The cosmetic changes to the previous draft merger guidelines consist primarily in softening the language regarding the impact of structural presumptions. The reality, however, is that the draft’s structural presumptions remain, as does the draft’s reduction in concentration numbers, lower Herfindahl-Hirschman Index thresholds, and all. In response to some public comments, economic and evidentiary analysis previously relegated to appendices was inserted into the main guidelines. But this, once again, is merely a cosmetic fix (akin to “freshening up” the pig’s rouge), not a substantive change.

Also, the 13 special guidelines (really, theories of alleged competitive harm) in the previous draft were trimmed to 11. This was done by removing an economically challenged characterization of vertical mergers (the previous Guideline 6) and deleting language indicating that the special guidelines’ theories were “not exhaustive of the ways that a merger may substantially lessen competition” (former Guideline 13). Old Guideline 6 is not specifically disavowed, however, and the Guideline 13 limitation is retained, showing up in revised words that carry the same message on page 4 of the final guidelines (“factors contemplated in these Merger Guidelines neither dictate nor exhaust the range of theories or evidence that the Agencies may introduce in merger litigation”).  The retained “non-exhaustive” language implicitly rules out any safe harbor for nonproblematic mergers, thereby injecting costly uncertainty into merger planning.

Most regrettably, the final guidelines, like the draft version, fail to recognize the substantial economic benefits that countless mergers generate. Such benefits include efficiency-induced cost reductions; innovation-induced quality improvements and new product generation; and reallocation of resources to higher-valued uses. Prior merger guidelines recognized the real possibility of efficiencies, and vowed to provide guidance to let nonproblematic mergers proceed. Not so the final 2023 guidelines.

Furthermore, the final guidelines also adopt a very stringent view of cognizable efficiencies, imposing conditions that will almost never be met in the real world. They also blandly assert that alternatives to mergers, such as contracts, may be employed to achieve claimed efficiencies, without considering that such alternatives may not be achievable in the real world.

Finally, in selectively citing cases, the guidelines ignore the immense changes in U.S. antitrust case law over the last four decades, reflecting an economics-based appreciation for the role of business arrangements in advancing efficiency and consumer welfare. The specter of the discredited primary focus on “increasing concentration” and harm to competitors, which animated old and dated antitrust case law, still haunts these guidelines.

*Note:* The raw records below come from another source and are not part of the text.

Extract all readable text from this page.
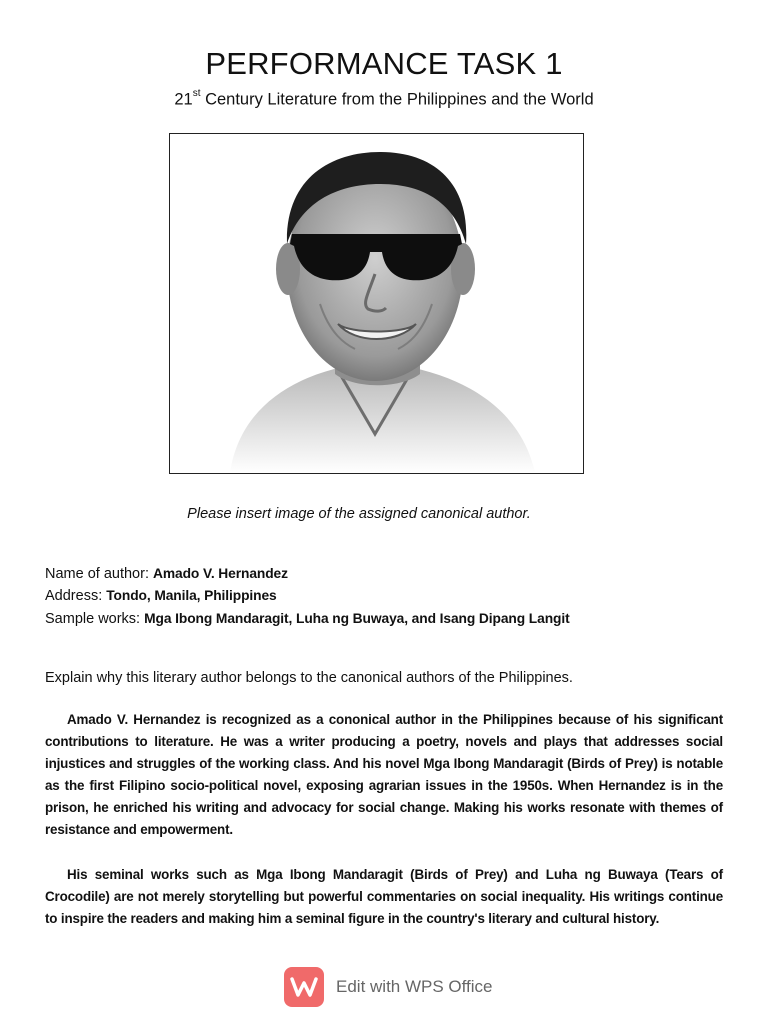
PERFORMANCE TASK 1
21st Century Literature from the Philippines and the World
Please insert image of the assigned canonical author.
Name of author: Amado V. Hernandez
Address: Tondo, Manila, Philippines
Sample works: Mga Ibong Mandaragit, Luha ng Buwaya, and Isang Dipang Langit
Explain why this literary author belongs to the canonical authors of the Philippines.
Amado V. Hernandez is recognized as a cononical author in the Philippines because of his significant contributions to literature. He was a writer producing a poetry, novels and plays that addresses social injustices and struggles of the working class. And his novel Mga Ibong Mandaragit (Birds of Prey) is notable as the first Filipino socio-political novel, exposing agrarian issues in the 1950s. When Hernandez is in the prison, he enriched his writing and advocacy for social change. Making his works resonate with themes of resistance and empowerment.
His seminal works such as Mga Ibong Mandaragit (Birds of Prey) and Luha ng Buwaya (Tears of Crocodile) are not merely storytelling but powerful commentaries on social inequality. His writings continue to inspire the readers and making him a seminal figure in the country's literary and cultural history.
Edit with WPS Office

In short, the pig is still a pig. Sophisticated courts hopefully will hear the oinks, and agree with Geoffrey Manne that “[t]he primary effect of these updated guidelines is to reduce their utility to courts as a reflection of current legal and economic understanding.” The courts should also recognize that the 2023 Guidelines are, in essence, little more than an extended discussion of theories of anticompetitive behavior that provide no true guidance as to what mergers will not be challenged. As such, the guidelines do not guide, they pontificate. They should be withdrawn as soon as possible.